To kick things off, why you should care about mixed precision training in the first place. Well, for starters, it can significantly improve your model’s performance and reduce your training time by a factor of two or more! That’s right with MPT, you can train your models faster than ever before without sacrificing accuracy.
But how does this magic work? Let me break it down for you in simple terms: instead of using single-precision floating point numbers (which are typically used in deep learning), we use a combination of single and half precision numbers to perform our calculations. This may sound like madness, but trust us it’s worth it!
So how do we get started with MPT? First, you need to make sure that your GPU supports mixed precision training (which most modern GPUs do). Then, you can enable MPT in cuDNN and cuTENSOR by setting a few environment variables. Here’s an example:
# Set the GPU to use for training
# Note: CUDA_VISIBLE_DEVICES is used to specify which GPU to use for training
# This is useful when multiple GPUs are available and you want to select a specific one
export CUDA_VISIBLE_DEVICES=0
# Enable debugging messages from NCCL (optional)

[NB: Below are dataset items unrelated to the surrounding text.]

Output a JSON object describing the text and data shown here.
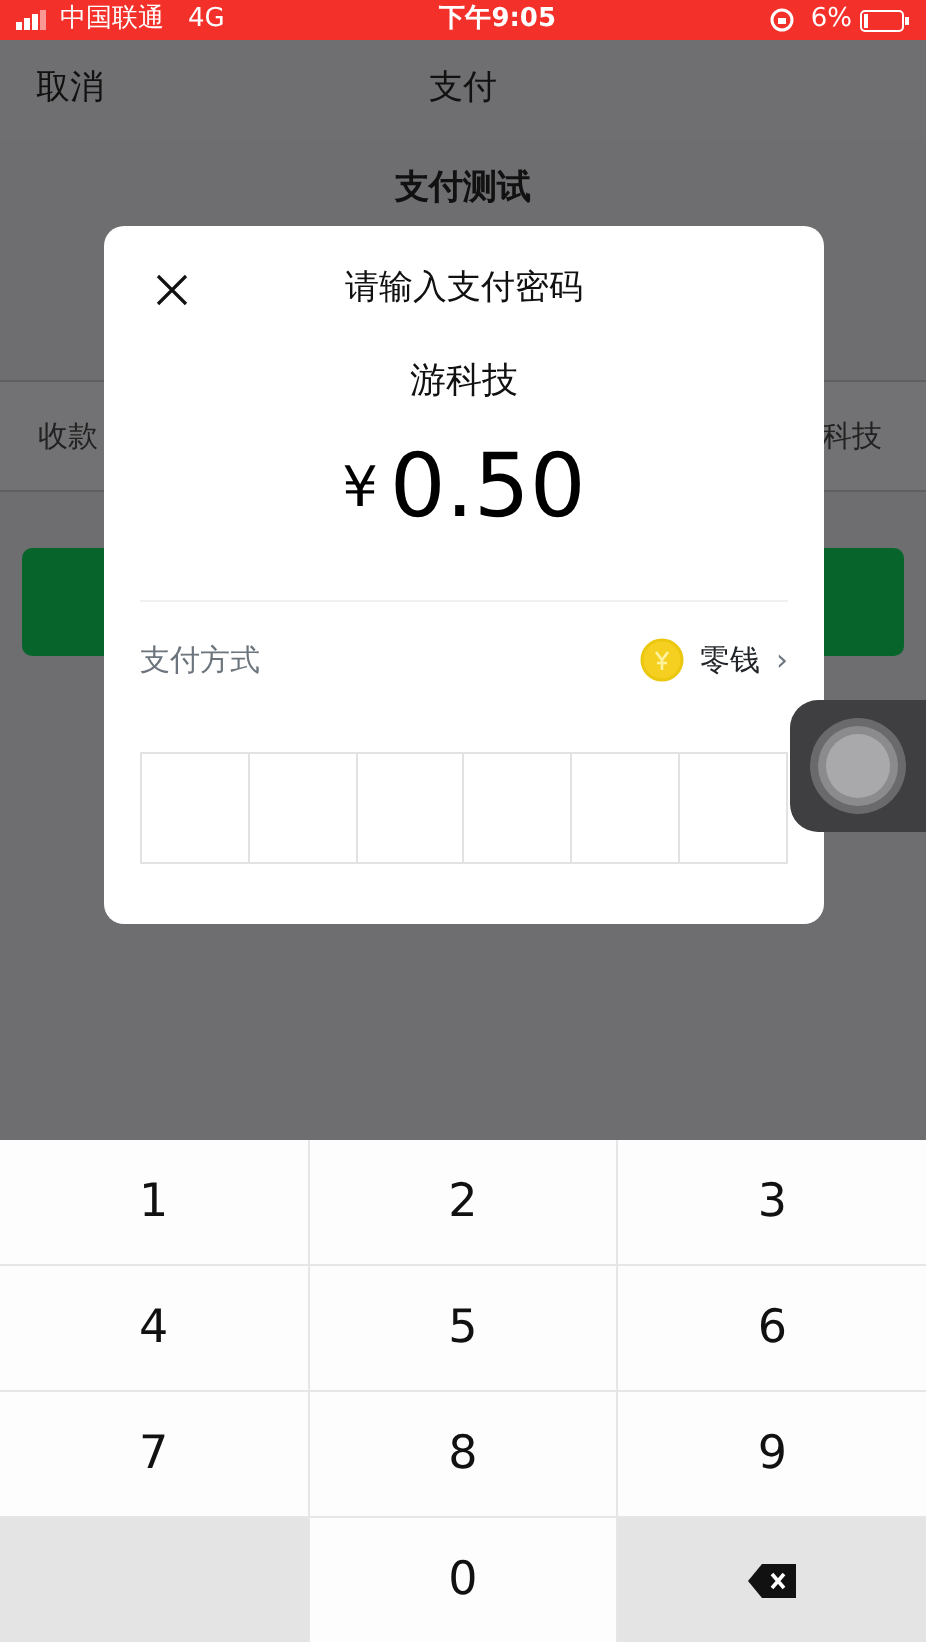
{
  "status_bar": {
    "carrier": "中国联通",
    "network": "4G",
    "time": "下午9:05",
    "battery_text": "6%"
  },
  "nav": {
    "cancel": "取消",
    "title": "支付"
  },
  "page": {
    "title": "支付测试",
    "payee_label": "收款",
    "payee_value": "科技"
  },
  "dialog": {
    "title": "请输入支付密码",
    "merchant": "游科技",
    "currency": "¥",
    "amount": "0.50",
    "method_label": "支付方式",
    "method_value": "零钱",
    "chevron": "›",
    "pin_boxes": [
      {
        "filled": false
      },
      {
        "filled": false
      },
      {
        "filled": false
      },
      {
        "filled": false
      },
      {
        "filled": false
      },
      {
        "filled": false
      }
    ]
  },
  "keypad": [
    {
      "kind": "digit",
      "label": "1"
    },
    {
      "kind": "digit",
      "label": "2"
    },
    {
      "kind": "digit",
      "label": "3"
    },
    {
      "kind": "digit",
      "label": "4"
    },
    {
      "kind": "digit",
      "label": "5"
    },
    {
      "kind": "digit",
      "label": "6"
    },
    {
      "kind": "digit",
      "label": "7"
    },
    {
      "kind": "digit",
      "label": "8"
    },
    {
      "kind": "digit",
      "label": "9"
    },
    {
      "kind": "blank"
    },
    {
      "kind": "digit",
      "label": "0"
    },
    {
      "kind": "backspace"
    }
  ]
}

# Note: NCCL_DEBUG is used to enable debugging messages from NCCL library
# This is useful for troubleshooting any issues related to NCCL
export NCCL_DEBUG=INFO
# Set the mixed precision level (O1 is recommended)

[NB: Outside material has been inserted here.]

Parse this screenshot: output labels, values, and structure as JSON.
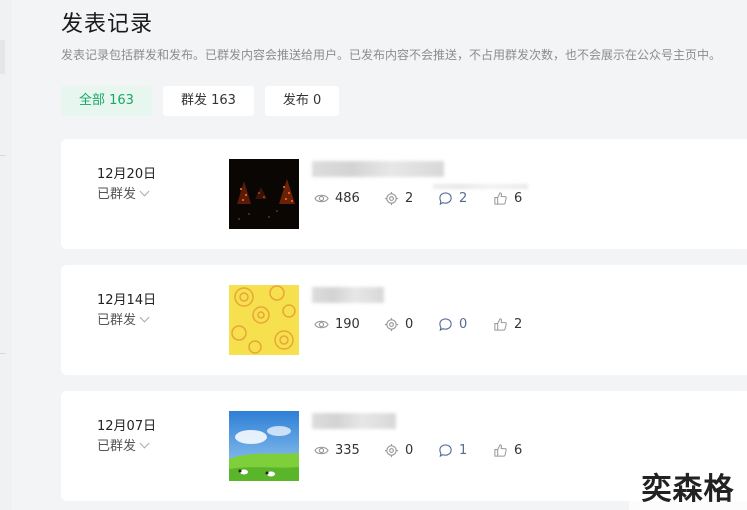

# Note: AMPLITE_LEVEL is used to specify the mixed precision level for training
# O1 is recommended as it provides a good balance between speed and accuracy
export AMPLITE_LEVEL=O1
Once you’ve set those variables, you can load your model and start training as usual. But wait there’s more! In order to get the best performance out of MPT, we need to make sure that our data is properly formatted for half precision numbers. This means converting all of our input tensors (and any intermediate calculations) to half precision before passing them through cuDNN and cuTENSOR.

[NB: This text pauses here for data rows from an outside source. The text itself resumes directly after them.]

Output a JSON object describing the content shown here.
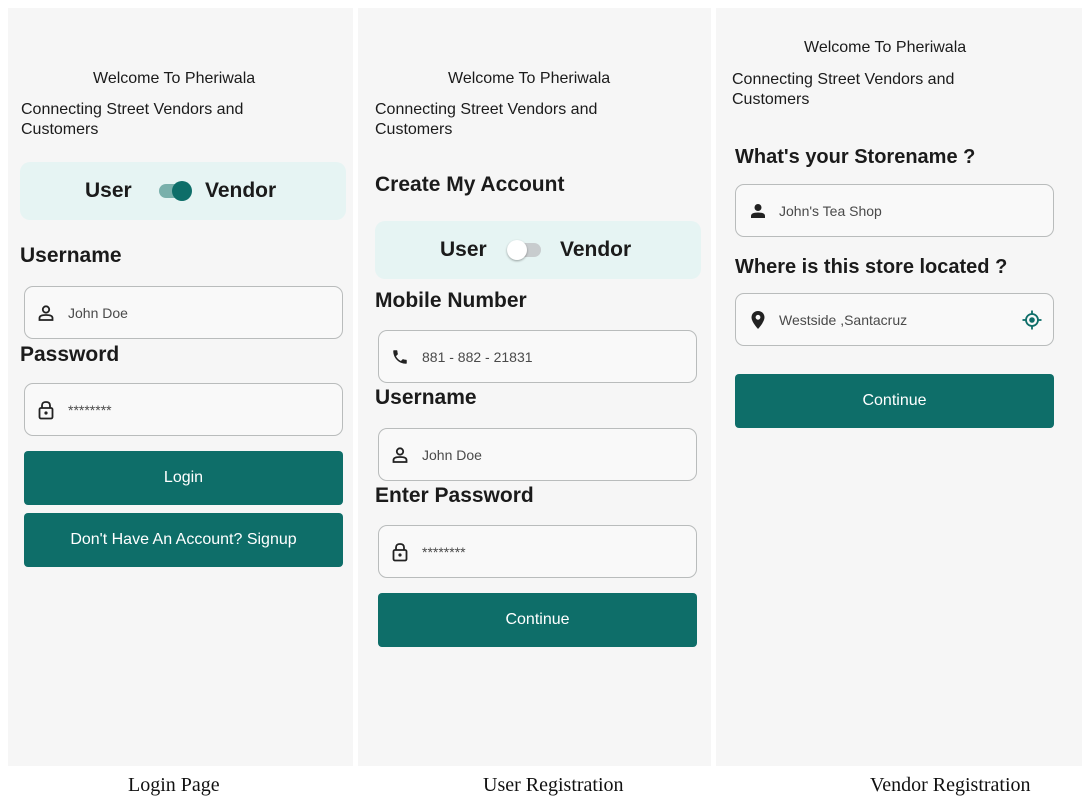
{
  "login": {
    "welcome": "Welcome To Pheriwala",
    "tagline": "Connecting Street Vendors and Customers",
    "toggle": {
      "left": "User",
      "right": "Vendor",
      "state": "vendor"
    },
    "username_label": "Username",
    "username_value": "John Doe",
    "password_label": "Password",
    "password_value": "********",
    "login_button": "Login",
    "signup_button": "Don't Have An Account? Signup"
  },
  "user_registration": {
    "welcome": "Welcome To Pheriwala",
    "tagline": "Connecting Street Vendors and Customers",
    "title": "Create My Account",
    "toggle": {
      "left": "User",
      "right": "Vendor",
      "state": "user"
    },
    "mobile_label": "Mobile Number",
    "mobile_value": "881 - 882 - 21831",
    "username_label": "Username",
    "username_value": "John Doe",
    "password_label": "Enter Password",
    "password_value": "********",
    "continue_button": "Continue"
  },
  "vendor_registration": {
    "welcome": "Welcome To Pheriwala",
    "tagline": "Connecting Street Vendors and Customers",
    "storename_label": "What's your Storename ?",
    "storename_value": "John's Tea Shop",
    "location_label": "Where is this store located ?",
    "location_value": "Westside ,Santacruz",
    "continue_button": "Continue"
  },
  "captions": {
    "login": "Login Page",
    "user": "User Registration",
    "vendor": "Vendor Registration"
  },
  "colors": {
    "primary": "#0e6e69",
    "toggle_card": "#e6f4f3",
    "screen_bg": "#f6f6f6"
  },
  "icons": [
    "person-outline-icon",
    "lock-icon",
    "phone-icon",
    "person-icon",
    "location-pin-icon",
    "gps-target-icon"
  ]
}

Luckily, NVIDIA provides a handy tool called `amp` that can automatically convert your model’s operations to mixed precision for you! Here’s an example of how to use it:
# Import the necessary libraries
import torch
from torch.cuda import amp
# Load the model and data as usual
model = MyAwesomeModel() # Create an instance of the model
data = load_my_awesome_dataset() # Load the dataset for training
# Wrap the model in an AMP context manager to enable mixed precision training
with amp.autocast():
# Automatically convert operations to mixed precision
# This allows for faster training on GPUs with cuDNN and cuTENSOR
# as it uses half precision instead of single precision
# which can significantly reduce memory usage and improve performance
# especially for large models and datasets
# Train the model on the dataset using cuDNN and cuTENSOR
model.train(data)
And that’s it you’re now training with mixed precision! You can adjust the `AMPLITE_LEVEL` variable to fine-tune your performance, but for most cases, O1 is a good starting point.
With this guide, you’re ready to take on the world of deep learning and train faster than ever before.